I learned forging from an old, West Flemish blacksmith who as tools master like managed the mobile forge by the excavation of the Albert Canal. He continued to live later in Eigenbilzen (Limburg) until his death. It was an incredibly skilled craftsman who could smith all metal. Copper (red and yellow) he preferred to work without spectators or help, because the fumes were toxic. The only problem was, he couldn’t explain anything. But he remained patient, showing anything to me until I realized more or less that I had to watch the metallic colors, the sound of sizzling or steaming under water, the sound of the iron as you hit the anvil with it... He could make steel just as hard as was needed, e.g. to cut stone, to split iron or.. to pierce steel.

smedenb2The simplest and oldest forges consisted of a hole in the ground. Some (with clay) covered gutters to the center made ​​it possible to drive with bellows extra air trough the (char)coal to get a hotter fire.
The principle of a brick model at table height remains the same. The air channels may be of iron, or the bellows can be suspended, or replaced by a hand -operated or electric fan.
Under the fire is usually a (steel) pipe mounted vertically downwards, which includes a rotary valve. Which can open in order to remove ash or to supply air. The active air flows into its side above this flap. To exploit the blown air, the valve should be closed of course.

Also useful: smoke extraction, a ton of fat coal (or coke) and a scoop, a scraper, a rod to hang pliers on.
A steel base (e.g. the field forge) won’t glow or melt: the heat from the fire rises, and the steel is usually protected by a layer of ash.
Use near fire nowhere flammable materials. Wear a leather apron and gloves. Sparks can jump far. And even if it no longer glows, steel remains a long time very hot!

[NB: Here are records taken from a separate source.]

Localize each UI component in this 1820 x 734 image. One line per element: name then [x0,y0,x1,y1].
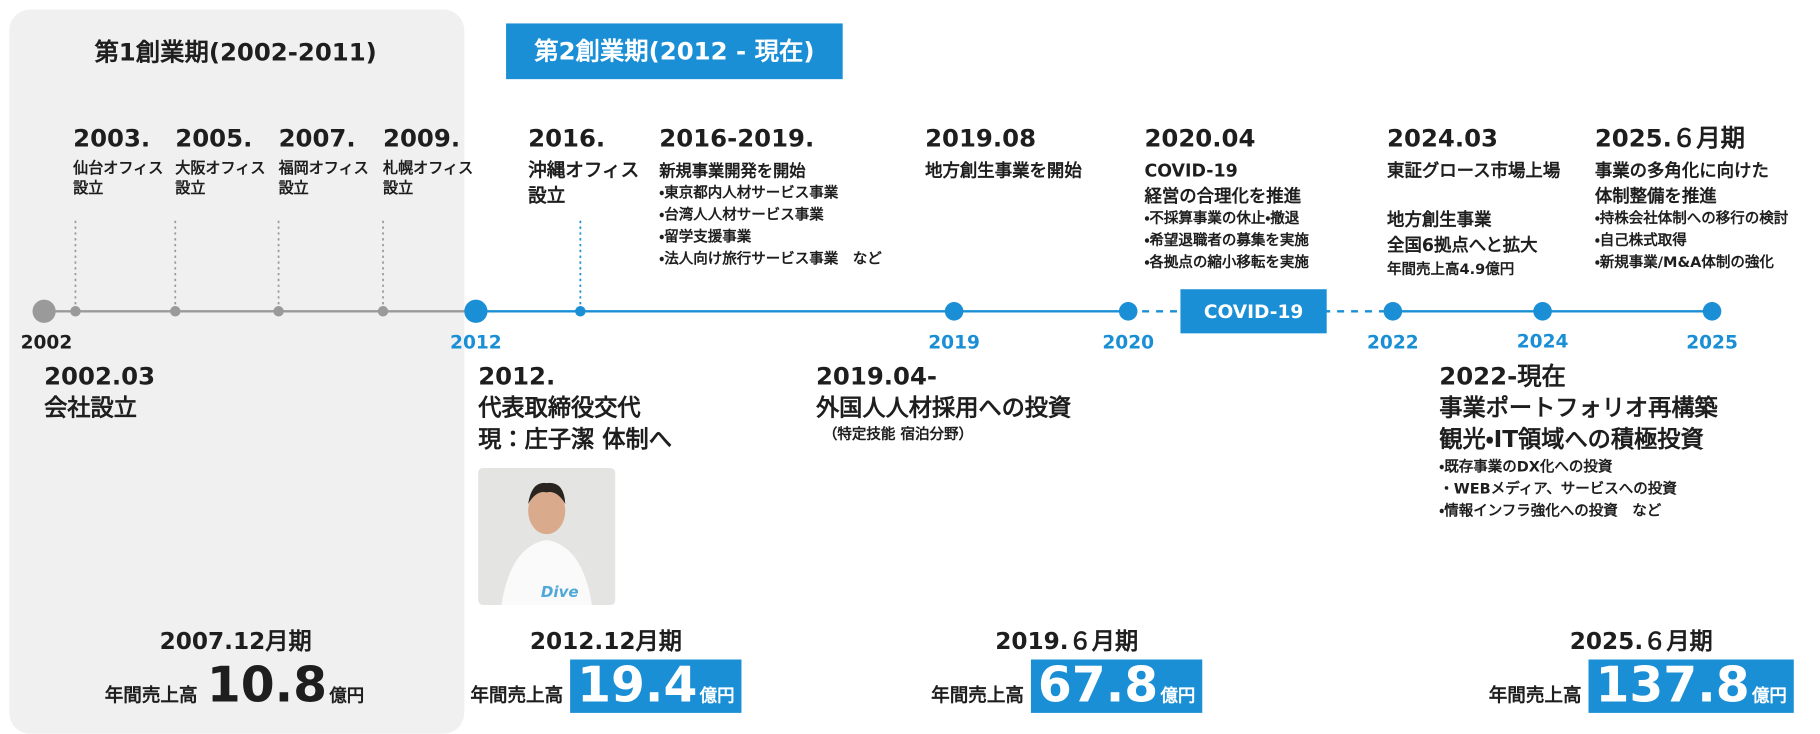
event-title: 2016. [528,123,605,152]
axis-dot [170,306,180,316]
covid-label: COVID-19 [1204,302,1303,323]
era-label: 第1創業期(2002-2011) [94,38,376,67]
event-line: 設立 [528,185,565,207]
year-label: 2024 [1517,331,1569,352]
revenue-amount: 10.8 [207,657,327,713]
axis-dot [575,306,585,316]
event-bullet: ・各拠点の縮小移転を実施 [1144,253,1309,271]
event-bullet: ・自己株式取得 [1595,231,1687,249]
revenue-period: 2019.６月期 [995,628,1138,655]
event-line: 沖縄オフィス [528,160,639,182]
year-dot [464,300,487,323]
event-line: 大阪オフィス [175,159,265,177]
revenue-amount: 19.4 [577,657,697,713]
event-line: 東証グロース市場上場 [1387,161,1561,182]
event-line: 仙台オフィス [72,159,163,177]
event-title: 2003. [73,123,150,152]
event-line: 地方創生事業 [1387,209,1492,230]
event-bullet: ・法人向け旅行サービス事業 など [659,250,882,268]
revenue-unit: 億円 [328,685,364,706]
event-line: 体制整備を推進 [1595,186,1717,207]
photo: Dive [478,468,615,605]
event-line: COVID-19 [1144,162,1237,182]
event-line: 設立 [383,179,413,197]
year-dot [1384,302,1403,321]
axis-dot [273,306,283,316]
event-line: 全国6拠点へと拡大 [1387,235,1538,256]
event-title: 2024.03 [1387,123,1498,152]
event-line: 設立 [279,179,309,197]
event-title: 2005. [175,123,252,152]
era-label: 第2創業期(2012 - 現在) [534,36,814,65]
event-title: 2007. [279,123,356,152]
event-title: 2019.08 [925,123,1036,152]
revenue-period: 2007.12月期 [160,628,312,655]
event-bullet: ・台湾人人材サービス事業 [659,206,824,224]
event-title: 2009. [383,123,460,152]
year-label: 2025 [1686,332,1738,353]
year-dot [1703,302,1722,321]
event-bullet: ・不採算事業の休止・撤退 [1144,209,1299,227]
year-dot [945,302,964,321]
event-bullet: ・情報インフラ強化への投資 など [1439,502,1661,520]
year-dot [1119,302,1138,321]
event-bullet: ・既存事業のDX化への投資 [1439,457,1613,475]
timeline: Dive 第1創業期(2002-2011) 第2創業期(2012 - 現在) COV… [0,0,1820,734]
event-title: 2020.04 [1144,123,1255,152]
revenue-label: 年間売上高 [931,684,1024,706]
event-title: 2002.03 [44,361,155,390]
year-label: 2002 [21,332,73,353]
revenue-period: 2012.12月期 [530,628,682,655]
year-label: 2012 [450,332,502,353]
event-line: 福岡オフィス [278,159,369,177]
year-label: 2020 [1102,332,1154,353]
revenue-label: 年間売上高 [1489,684,1582,706]
event-line: 地方創生事業を開始 [925,161,1082,182]
year-label: 2019 [928,332,980,353]
revenue-label: 年間売上高 [105,684,198,706]
event-line: 観光・IT領域への積極投資 [1439,426,1704,453]
event-line: 会社設立 [44,395,137,422]
revenue-period: 2025.６月期 [1570,628,1713,655]
event-title: 2016-2019. [659,123,814,152]
event-note: （特定技能 宿泊分野） [823,425,973,443]
axis-dot [378,306,388,316]
event-line: 新規事業開発を開始 [658,162,806,181]
revenue-amount: 67.8 [1038,657,1158,713]
year-dot [33,300,56,323]
event-line: 現：庄子潔 体制へ [478,426,672,453]
revenue-label: 年間売上高 [470,684,563,706]
event-line: 外国人人材採用への投資 [815,395,1072,422]
event-title: 2025.６月期 [1595,123,1745,152]
event-line: 設立 [73,179,103,197]
event-line: 経営の合理化を推進 [1143,186,1301,207]
page: { "eras": [ {"label": "第1創業期(2002-2011)"… [0,0,1820,734]
revenue-unit: 億円 [1159,685,1195,706]
event-bullet: ・新規事業/M&A体制の強化 [1595,253,1775,271]
event-title: 2022-現在 [1439,361,1566,390]
event-title: 2019.04- [816,361,937,390]
event-line: 代表取締役交代 [477,395,641,422]
event-line: 事業の多角化に向けた [1595,161,1769,182]
axis-dot [70,306,80,316]
year-dot [1533,302,1552,321]
event-bullet: ・東京都内人材サービス事業 [659,184,838,202]
year-label: 2022 [1367,332,1419,353]
event-bullet: ・WEBメディア、サービスへの投資 [1439,480,1677,498]
event-note: 年間売上高4.9億円 [1387,260,1514,278]
event-line: 設立 [175,179,205,197]
event-bullet: ・持株会社体制への移行の検討 [1595,209,1789,227]
event-title: 2012. [478,361,555,390]
revenue-amount: 137.8 [1595,657,1749,713]
revenue-unit: 億円 [1751,685,1787,706]
event-line: 札幌オフィス [382,159,473,177]
svg-text:Dive: Dive [541,583,579,601]
revenue-unit: 億円 [699,685,735,706]
event-bullet: ・留学支援事業 [659,228,751,246]
event-line: 事業ポートフォリオ再構築 [1439,395,1718,422]
event-bullet: ・希望退職者の募集を実施 [1144,231,1309,249]
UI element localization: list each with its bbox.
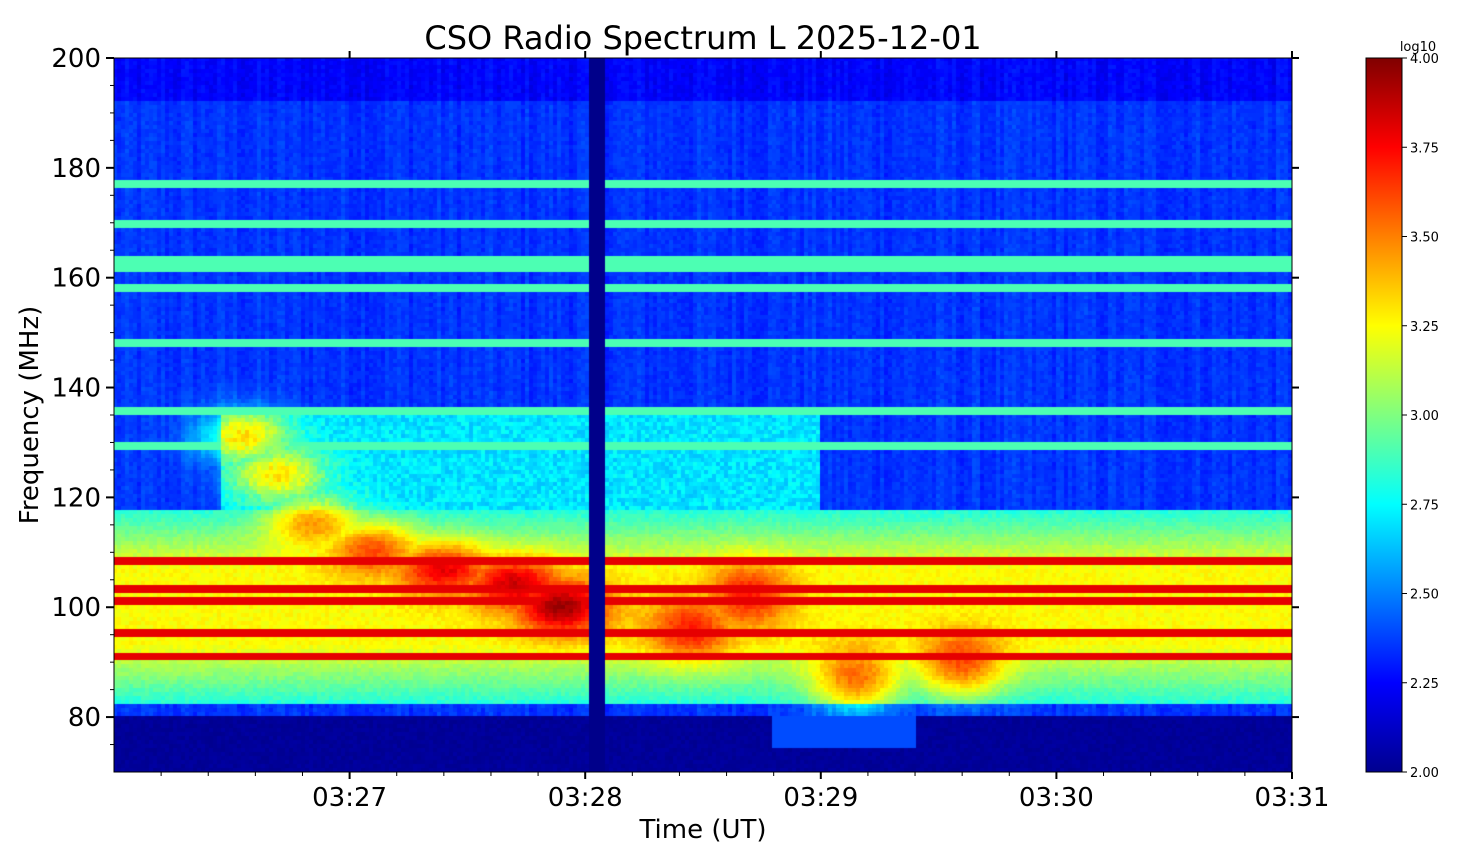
colorbar-ticks: 2.00 2.25 2.50 2.75 3.00 3.25 3.50 3.75 4.00: [1402, 52, 1439, 781]
colorbar-label: log10: [1400, 40, 1436, 55]
colorbar-tick-label: 4.00: [1410, 52, 1439, 67]
y-tick-label: 160: [51, 264, 101, 294]
x-tick-label: 03:27: [312, 783, 387, 813]
colorbar-tick-label: 2.50: [1410, 588, 1439, 603]
colorbar-tick-label: 3.50: [1410, 231, 1439, 246]
chart-title: CSO Radio Spectrum L 2025-12-01: [424, 19, 981, 57]
spectrogram-canvas: [114, 58, 1292, 772]
x-axis: 03:27 03:28 03:29 03:30 03:31: [160, 51, 1330, 813]
x-tick-label: 03:29: [783, 783, 858, 813]
colorbar-tick-label: 2.25: [1410, 677, 1439, 692]
colorbar-tick-label: 2.00: [1410, 766, 1439, 781]
y-tick-label: 120: [51, 483, 101, 513]
x-axis-label: Time (UT): [638, 815, 766, 845]
y-tick-label: 100: [51, 593, 101, 623]
y-tick-label: 200: [51, 44, 101, 74]
colorbar-tick-label: 3.75: [1410, 141, 1439, 156]
colorbar-tick-label: 2.75: [1410, 498, 1439, 513]
x-tick-label: 03:30: [1019, 783, 1094, 813]
spectrogram-image: [114, 58, 1292, 772]
y-axis-label: Frequency (MHz): [15, 306, 45, 525]
x-tick-label: 03:28: [548, 783, 623, 813]
y-tick-label: 140: [51, 374, 101, 404]
colorbar-tick-label: 3.00: [1410, 409, 1439, 424]
x-tick-label: 03:31: [1255, 783, 1330, 813]
y-tick-label: 80: [68, 703, 101, 733]
y-axis: 80 100 120 140 160 180 200: [51, 44, 1299, 746]
colorbar: [1365, 57, 1403, 773]
y-tick-label: 180: [51, 154, 101, 184]
colorbar-tick-label: 3.25: [1410, 320, 1439, 335]
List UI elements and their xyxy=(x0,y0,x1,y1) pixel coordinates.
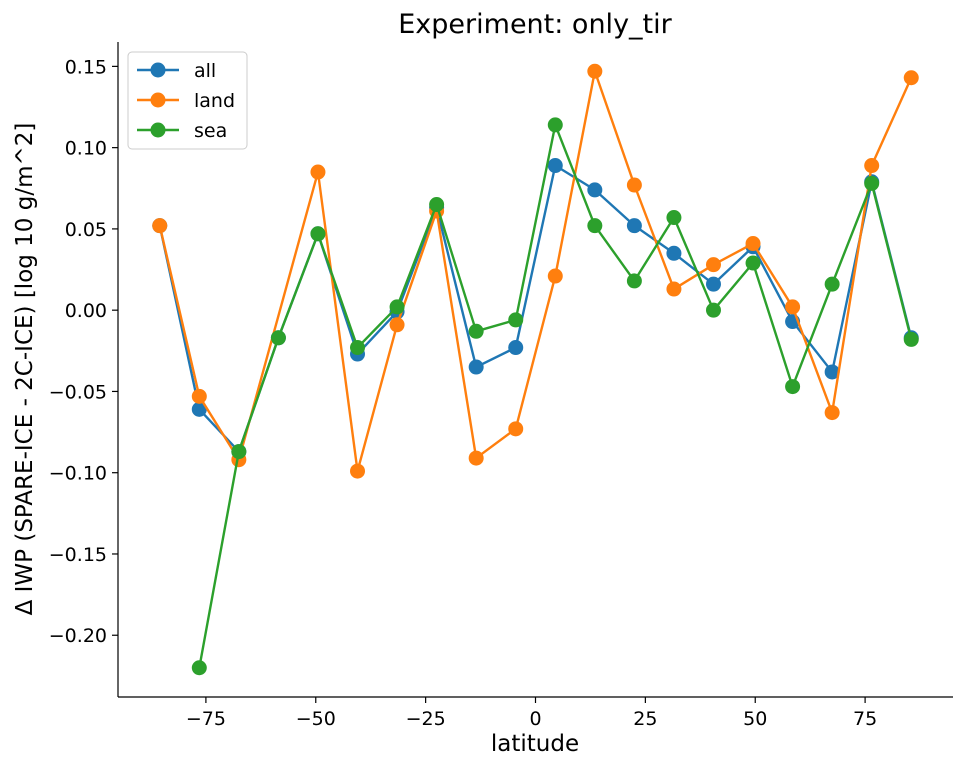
data-point-sea xyxy=(587,218,603,234)
series-line-land xyxy=(158,70,913,473)
data-point-all xyxy=(508,340,524,356)
data-point-sea xyxy=(508,312,524,328)
data-point-all xyxy=(547,158,563,174)
data-point-sea xyxy=(864,175,880,191)
data-point-sea xyxy=(824,276,840,292)
y-tick-label: −0.15 xyxy=(49,544,107,566)
data-point-land xyxy=(310,164,326,180)
data-point-sea xyxy=(350,340,366,356)
y-tick-label: −0.05 xyxy=(49,381,107,403)
data-point-land xyxy=(508,421,524,437)
data-point-land xyxy=(824,405,840,421)
data-point-land xyxy=(745,236,761,252)
data-point-sea xyxy=(666,210,682,226)
data-point-sea xyxy=(785,379,801,395)
data-point-land xyxy=(785,299,801,315)
data-point-all xyxy=(626,218,642,234)
data-point-sea xyxy=(429,197,445,213)
series-line-sea xyxy=(198,123,913,668)
data-point-land xyxy=(547,268,563,284)
y-tick-label: 0.15 xyxy=(65,56,107,78)
data-point-sea xyxy=(389,299,405,315)
data-point-all xyxy=(468,359,484,375)
data-point-sea xyxy=(270,330,286,346)
data-point-sea xyxy=(310,226,326,242)
data-point-all xyxy=(666,245,682,261)
y-tick-label: 0.10 xyxy=(65,138,107,160)
legend-marker-land xyxy=(150,92,166,108)
data-point-sea xyxy=(547,117,563,133)
data-point-land xyxy=(666,281,682,297)
data-point-land xyxy=(350,463,366,479)
plot-series xyxy=(152,63,919,676)
y-tick-label: 0.00 xyxy=(65,300,107,322)
data-point-land xyxy=(626,177,642,193)
data-point-sea xyxy=(626,273,642,289)
data-point-sea xyxy=(903,331,919,347)
chart-title: Experiment: only_tir xyxy=(398,9,672,40)
x-tick-label: 50 xyxy=(743,708,767,730)
data-point-sea xyxy=(468,323,484,339)
data-point-sea xyxy=(705,302,721,318)
data-point-all xyxy=(705,276,721,292)
series-land xyxy=(152,63,919,479)
y-tick-label: −0.10 xyxy=(49,463,107,485)
data-point-land xyxy=(191,388,207,404)
x-ticks: −75 −50 −25 0 25 50 75 xyxy=(186,697,877,730)
legend-label-all: all xyxy=(194,60,216,82)
y-ticks: −0.20 −0.15 −0.10 −0.05 0.00 0.05 0.10 0.15 xyxy=(49,56,118,647)
legend-label-land: land xyxy=(194,90,235,112)
y-tick-label: 0.05 xyxy=(65,219,107,241)
data-point-land xyxy=(389,317,405,333)
x-axis-label: latitude xyxy=(491,731,579,757)
x-tick-label: 0 xyxy=(529,708,541,730)
y-axis-label: Δ IWP (SPARE-ICE - 2C-ICE) [log 10 g/m^2… xyxy=(12,123,38,616)
legend: all land sea xyxy=(127,51,248,150)
legend-label-sea: sea xyxy=(194,120,227,142)
data-point-all xyxy=(191,401,207,417)
series-sea xyxy=(191,117,919,676)
data-point-sea xyxy=(191,660,207,676)
data-point-land xyxy=(587,63,603,79)
data-point-land xyxy=(705,257,721,273)
data-point-sea xyxy=(231,444,247,460)
y-tick-label: −0.20 xyxy=(49,625,107,647)
legend-marker-sea xyxy=(150,122,166,138)
data-point-all xyxy=(587,182,603,198)
legend-marker-all xyxy=(150,62,166,78)
x-tick-label: −75 xyxy=(186,708,226,730)
series-all xyxy=(152,158,919,460)
x-tick-label: −25 xyxy=(406,708,446,730)
x-tick-label: −50 xyxy=(296,708,336,730)
x-tick-label: 75 xyxy=(853,708,877,730)
data-point-sea xyxy=(745,255,761,271)
data-point-all xyxy=(824,364,840,380)
data-point-land xyxy=(903,70,919,86)
data-point-land xyxy=(468,450,484,466)
data-point-land xyxy=(864,158,880,174)
x-tick-label: 25 xyxy=(633,708,657,730)
data-point-land xyxy=(152,218,168,234)
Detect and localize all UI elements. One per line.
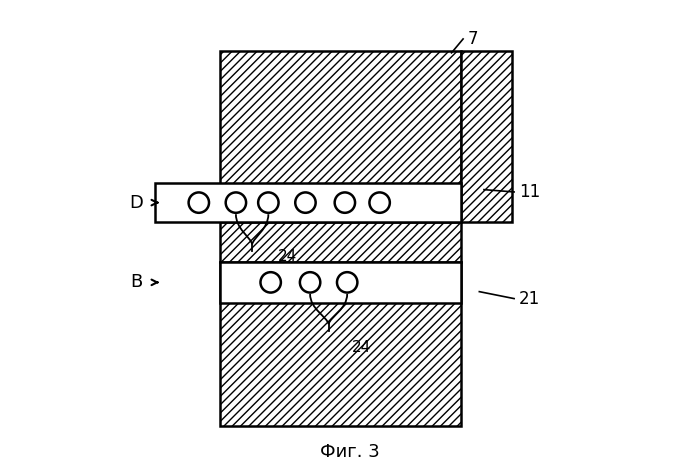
Bar <box>219 51 461 190</box>
Bar <box>154 183 461 222</box>
Text: Фиг. 3: Фиг. 3 <box>319 443 380 461</box>
Text: 24: 24 <box>278 249 297 264</box>
Text: B: B <box>130 273 143 291</box>
Text: 21: 21 <box>519 290 540 308</box>
Bar <box>219 222 461 261</box>
Text: D: D <box>129 194 143 211</box>
Text: 24: 24 <box>352 340 371 355</box>
Bar <box>461 51 512 222</box>
Bar <box>219 261 461 426</box>
Bar <box>219 261 461 303</box>
Text: 11: 11 <box>519 183 540 201</box>
Text: 7: 7 <box>468 30 478 48</box>
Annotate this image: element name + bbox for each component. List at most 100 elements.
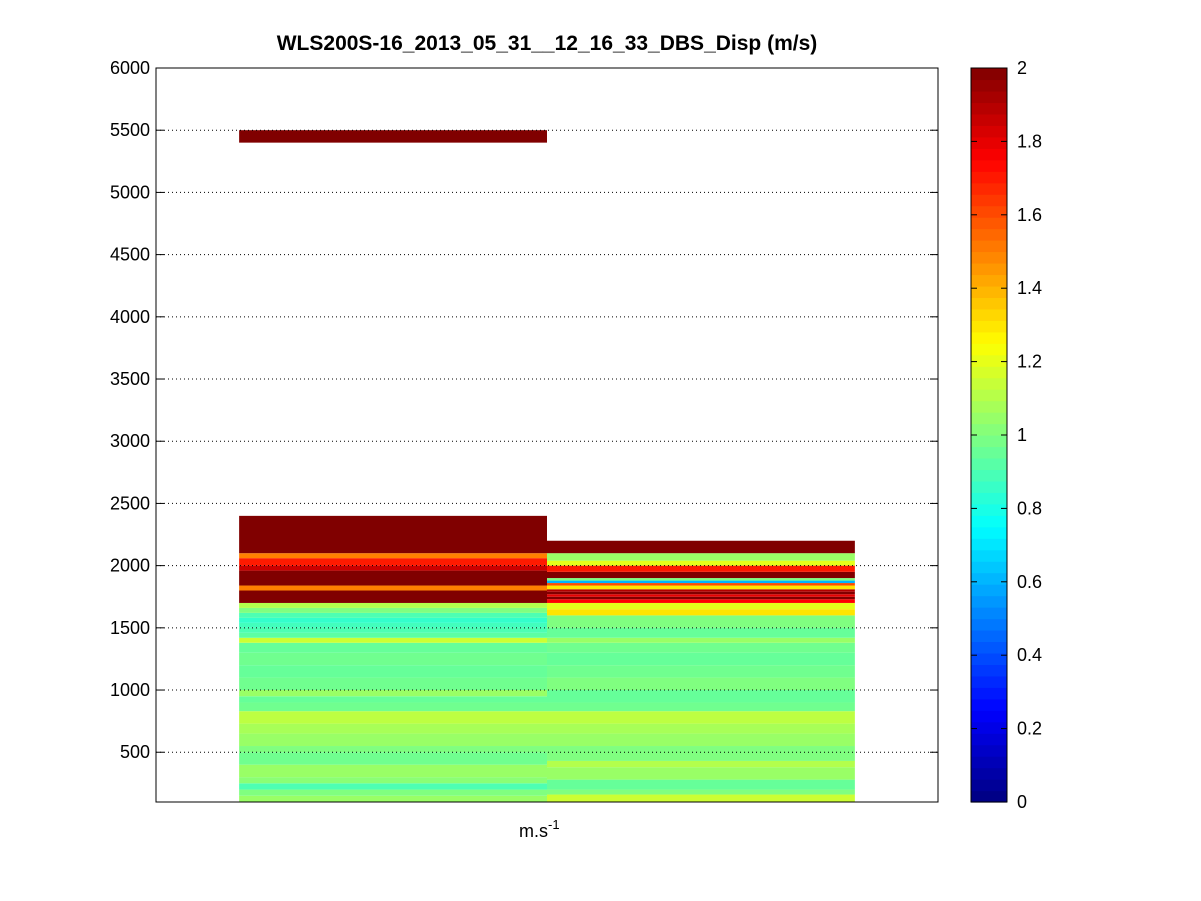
colorbar-swatch	[971, 779, 1007, 792]
colorbar-tick-label: 1.8	[1017, 131, 1042, 151]
colorbar-swatch	[971, 710, 1007, 723]
colorbar-swatch	[971, 297, 1007, 310]
x-axis-label-base: m.s	[519, 821, 548, 841]
heatmap-cell	[239, 642, 547, 653]
colorbar-swatch	[971, 171, 1007, 184]
colorbar-swatch	[971, 274, 1007, 287]
heatmap-cell	[239, 553, 547, 559]
x-axis-label: m.s-1	[519, 817, 560, 841]
colorbar-swatch	[971, 285, 1007, 298]
colorbar-swatch	[971, 366, 1007, 379]
colorbar-swatch	[971, 343, 1007, 356]
colorbar-tick-label: 2	[1017, 58, 1027, 78]
colorbar-tick-label: 0.6	[1017, 572, 1042, 592]
colorbar-swatch	[971, 446, 1007, 459]
colorbar-swatch	[971, 320, 1007, 333]
heatmap-cell	[547, 583, 855, 586]
colorbar-swatch	[971, 90, 1007, 104]
colorbar-swatch	[971, 561, 1007, 574]
colorbar-tick-label: 0.4	[1017, 645, 1042, 665]
colorbar-swatch	[971, 240, 1007, 253]
colorbar-swatch	[971, 687, 1007, 700]
colorbar-swatch	[971, 228, 1007, 241]
colorbar-swatch	[971, 664, 1007, 677]
heatmap-cell	[239, 637, 547, 643]
heatmap-cell	[547, 677, 855, 691]
heatmap-cell	[547, 642, 855, 653]
heatmap-cell	[547, 609, 855, 616]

You only need a small core fire because you only can hammer a small portion of the steel while it still glows. It makes no sense to glow a long piece in its entirety. A larger fire is easier to lay larger pieces. In a small fire you have to hold (or hang) them.

Punching is pressing or hammering (knockout punch) a (mostly round) form (the scrap (slug)) out of a (by a die) supported plate, the principle of the hole punch for paper. It is sometimes also called blanking (the scrap is the workpiece), stamping, die cutting, but can also stand for forming and bending.
With a thick steel bar with holes of different diameters in it as die, and the matching punches (blunt chisels) on the other hand, my teacher could very precise and with one bang punch e.g. a steel blade (cold!). The punch must be centred exactly on the underlaying, not visible die. (Or use the (pritchel) hole on the anvil.)

Good work starts with good tools. Most blacksmiths make their own pliers, and adjust if necessary also at the work (piece) to. My first anvils were a piece of train track and a 25 cm wide H - profile. For good ironwork you need an heavier anvil. Very useful if you also have a square (hardie) hole in which you can fix points, rolls, chisels, pyramids and other forms. You need always one hand to hammer and one for the pliers with the workpiece. At such upstanding tool you can easily cut pieces, folds, etc. It aids like a third hand.

You have to strike while the iron is hot. It cools again on the cold anvil, so you try to hammer fast, as it becomes less and less processable. It is also convenient to work by 2. The helper then strikes each time with a large, heavy sledgehammer exactly at the place where the blacksmith also indicates his knock. You must persist the same cadence. The signal to stop was with us that the blacksmith rested his hammer with the flat side on the anvil. (Talking or calling did not work, because you were deaf hammered.)

Forging tools yourself is creative customization for each blacksmith.
If you want to make a pliers you base the model on a pair of scissors. Two bars, a hinge hole in it and a rivet through it. By changing shape and position you get pincers, scissors, tongs, snips, curved pliers...
Of bad steel you cannot make good tools.

Stone and iron chisels are usually made from one piece. Wood chisels also get a wooden vest. They can be fixed to put a pin in the handle reinforced with an iron ring. Whether you bulge a hollow top at the chisel, so that the handle can be put in there like in a shovel or spade.
For a knife you should also provide that the blade extends far enough to fasten it in the handle.

To make a chain you forge rods to elongate, O- shaped loops. You can weld them shut, or forg a close overlap.
To get more length with less material you can also make sticks ending on an combined O. This form is less flexible, but sometimes that's actually an advantage.

A forged nail is square. You can round him (more), but I suspect this was not done because square was faster to make, and it was expected to sit firmer because it cannot be so easily unscrew or pryed as a round counterpart. When hammered the point -where it was possible- was folded back and beaten down to get a better adhesion. Also in hooves nails were knocked obliquely through the horseshoe to the outside, and turned over there as a hook for better and longer adhesion. The simplest model has no head, just an L - shape.

Make sure that you have always multiple (4 +) irons in the fire. It 's a shame to stoke the fire for just one piece, and you lose too much time every time to wait for your iron is glowing again. Eventually you can make 4 x the same piece.